First patient dosed in study of cell therapy for gastric cancer

By Isabel Cameron

- Last updated on GMT

© Getty Images
© Getty Images

Related tags Cell therapy Cancer Oncology

Triumvira Immunologics, a Texas-based clinical-stage company developing T cell therapeutics to treat patients with solid tumors, has announced that the first patient has been dosed in its phase 2 trial to treat gastric cancer.

The study, TACTIC-2, will investigate the safety and efficacy of Triumvira’s lead candidate, TAC01-HER2, in targeting HER2 in relapsed or refractory gastric and gastroesophageal junction (GEJ) tumors.

TAC01-HER2 is a novel cell therapy based on genetically engineered autologous T cells expressing a T-cell Antigen Coupler (TAC) that recognizes human epidermal growth factor receptor 2 (HER2).

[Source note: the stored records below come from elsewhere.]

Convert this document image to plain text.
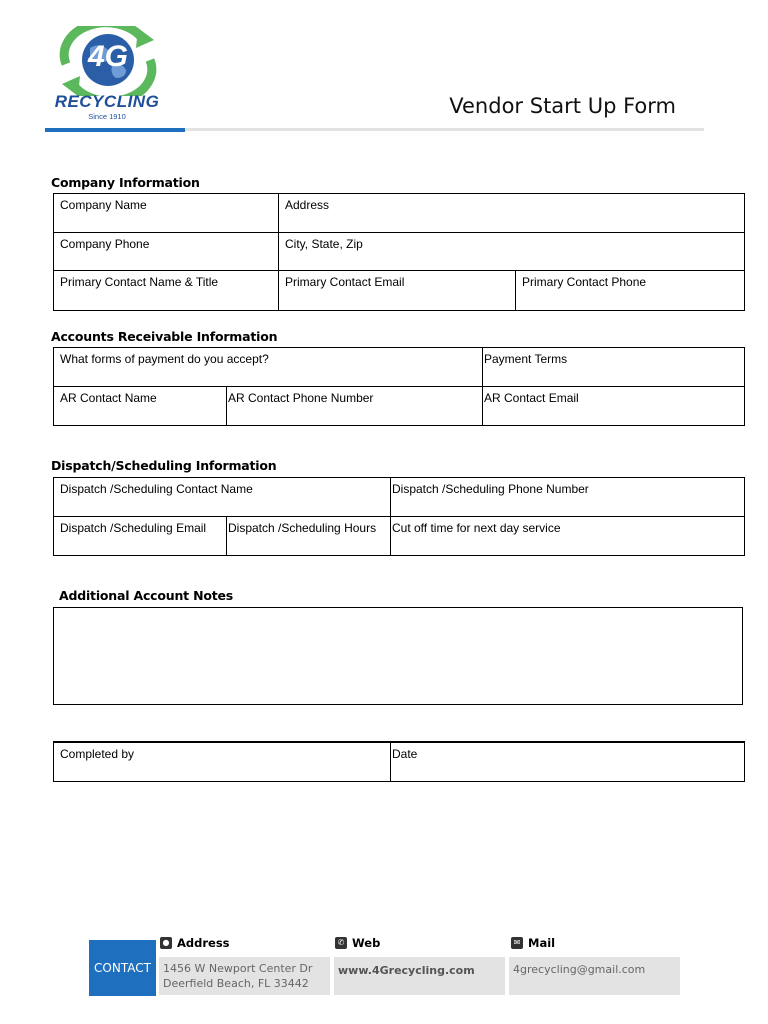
4G
RECYCLING
Since 1910	Vendor Start Up Form
Company Information
Company Name	Address	
Company Phone	City, State, Zip	
Primary Contact Name & Title	Primary Contact Email	Primary Contact Phone
Accounts Receivable Information
What forms of payment do you accept?		Payment Terms
AR Contact Name	AR Contact Phone Number	AR Contact Email
Dispatch/Scheduling Information
Dispatch /Scheduling Contact Name		Dispatch /Scheduling Phone Number
Dispatch /Scheduling Email	Dispatch /Scheduling Hours	Cut off time for next day service
Additional Account Notes
Completed by	Date
CONTACT
● Address
1456 W Newport Center Dr
Deerfield Beach, FL 33442
✆ Web
www.4Grecycling.com
✉ Mail
4grecycling@gmail.com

"This marks a significant milestone for our company, building upon the determination of the recommended phase 2 dose, identifying gastric and gastroesophageal cancer patients as targets for the phase 2 registration supporting study and the positive benefit we observed during the Phase I part of TACTIC-2," said Deyaa Adib, chief medical officer of Triumvira Immunologics.

“Despite considerable advances in the oncology field, HER2-positive gastric and gastro-esophageal cancers remain difficult to treat, and new therapeutic options are urgently needed especially in later treatment lines in a growing patient segment.

“Our TAC technology offers a novel approach that works by leveraging the natural signaling pathways of endogenous TCRs and modifying T cells into TAC T cells with demonstrated success in the treatment of these tumors. We are committed to providing clinically meaningful therapeutic benefits to this patient population with high unmet medical needs."

Triumvira’s T cell Antigen Coupler (TAC) technology is a platform that activates natural T cell functions differently from cell therapies such as CAR-T and engineered T cell receptor (TCR) therapies.

The company is currently developing a broad pipeline targeting promising tumor-associated antigens such as HER2, Claudin 18.2, GUCY2C and GPC3.